Opetaia Foa’i talks Disney’s Moana & helping to bring Polynesian culture to life onscreen (EXCLUSIVE)

This Boxing Day, Australian audiences will be introduced to Disney’s latest heroine in Moana. The first ever Polynesian princess has already caused much conversation even before the film saw its recent premiere in the United States – while there was obvious excitement surrounding this new territory being tread when it came to exploring Polynesian cultures on screen, there has been a reluctance felt by many, in that Moana has not been treating the culture with due respect.

For me personally, I’m holding judgement until I see the film. Being of  Polynesian descent myself, I’m incredibly excited to see Moana step into the spotlight for many young girls to look up to. I certainly never had a Disney princess of any kind to relate to and even though I’m in my mid-20’s, the excitement surrounding a female Polynesian protagonist and indeed, a heavily-Samoan influenced one, is one that comes from that pure and probably childlike, innocent place.

Speaking with Opetaia Foa’i, one of the three composers behind Moana‘s soundtrack (also well-known to many islanders and world music fans as the founder and leader of Te Vaka), about his involvement with this new Disney venture, he too feels the excitement I had wash over me.

In short: the wait is over and the time is right.

“I’ve been telling the guys here that what I’m really excited about when it comes to this movie is that [because] I was born in Samoa in the village, that’s my journey.” he explains. “I’ve come from the village to the big city, but there are a lot of our people who are born in the cities, that haven’t been back.”

“I think this movie will just unlock something,” Foa’i furthers. There’s a lot of pride and it will swell up and people might start their journey back to have a look. Put their feet on the land and experience it, you know? That’s what gives me the biggest buzz. It’s really going to open it up and I do predict that people are going to see this and hopefully, they’ll take their children back with them.”

Working on the music with Hamilton superstar Lin-Manuel Miranda and composer Mark Mancina on this Broadway-meets-Pacific Islands soundtrack, Foa’i opens up about the process of ensuring that the preservation and proper articulation culture of the ancient Polynesians and particularly, the Samoans, remained of a high priority. As he explains, the final result is one he is proud to stand alongside.

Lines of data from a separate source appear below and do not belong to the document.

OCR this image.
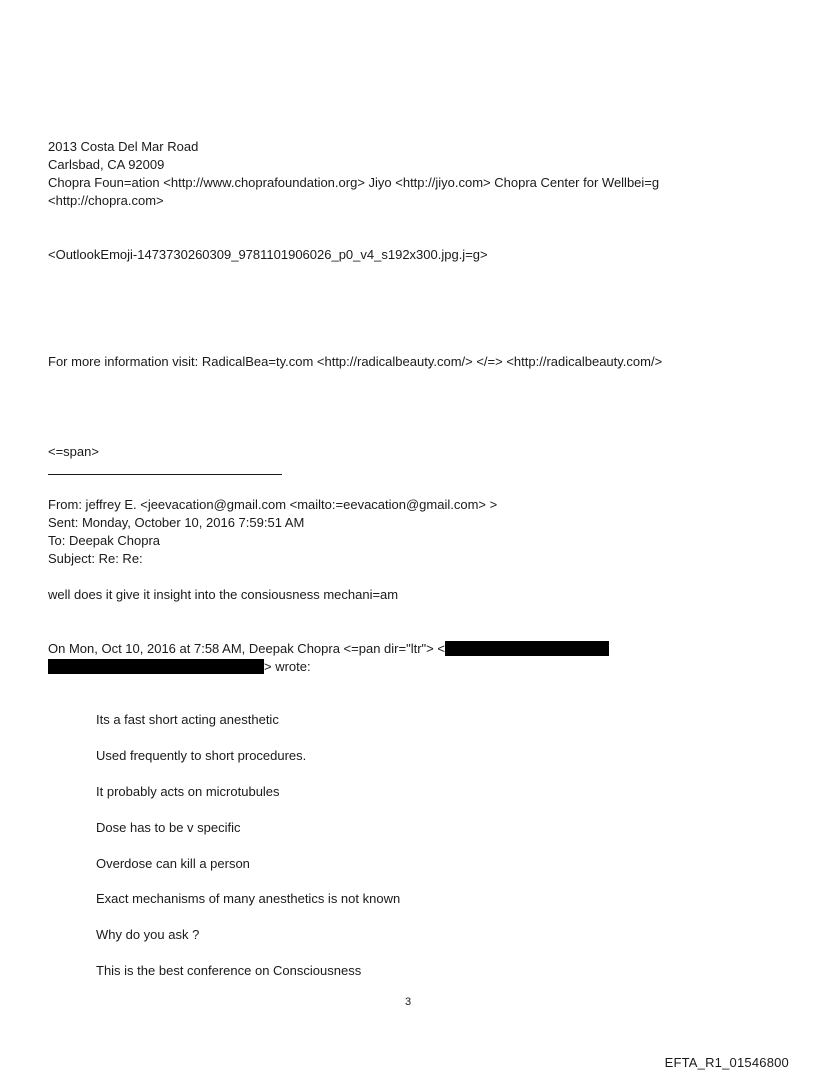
2013 Costa Del Mar Road
Carlsbad, CA 92009
Chopra Foun=ation <http://www.choprafoundation.org> Jiyo <http://jiyo.com> Chopra Center for Wellbei=g
<http://chopra.com>
<OutlookEmoji-1473730260309_9781101906026_p0_v4_s192x300.jpg.j=g>
For more information visit: RadicalBea=ty.com <http://radicalbeauty.com/> </=> <http://radicalbeauty.com/>
<=span>
From: jeffrey E. <jeevacation@gmail.com <mailto:=eevacation@gmail.com> >
Sent: Monday, October 10, 2016 7:59:51 AM
To: Deepak Chopra
Subject: Re: Re:
well does it give it insight into the consiousness mechani=am
On Mon, Oct 10, 2016 at 7:58 AM, Deepak Chopra <=pan dir="ltr"> <
> wrote:
Its a fast short acting anesthetic
Used frequently to short procedures.
It probably acts on microtubules
Dose has to be v specific
Overdose can kill a person
Exact mechanisms of many anesthetics is not known
Why do you ask ?
This is the best conference on Consciousness
3
EFTA_R1_01546800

“They’ve been fully supportive and very respectful of the culture.” Foa’i enthuses, noting the work of John Musker and Ron Clements as well as the Moana research teams and crew. “The culture that they’re looking at, they’re not really saying it, but I’m saying it all the time – that voyaging began in Samoa and in that area. The opening scene with the [Disney] castle, is all in Samoan. The voyaging track? The first two verses are all in Samoan. That’s what I believed it [the] story was.”

“They accepted it.” he says. “I’m very, very happy that whatever I threw in there, true to who I thought our ancestors were, was kept [in].”

Though Foa’i and Te Vaka have performed all over the world to much acclaim for years now, entering the world of film and the attention attached has been quite the experience, the songwriter admits. Not only has his work with Lin-Manuel hit the headlines but of course, having Dwayne ‘The Rock’ Johnson attached to Moana has brought star power the film unimaginable to any newcomer to the scene.

“The hardest thing I’m finding about all of this right now is being in the spotlight!” Foa’i laughs. “It’s against what I was brought up with, but I’m really enjoying it. The good thing about it is that the culture itself is actually centre stage, it’s going very well.”

“She’s feisty,” he adds of the film’s central character, careful not to drop any spoilers. “I really like the character that has come through in this movie and I’m sure she’s going to influence a lot of the younger viewers who view it, in a very healthy way.”

Moana is released in Australia on Boxing Day.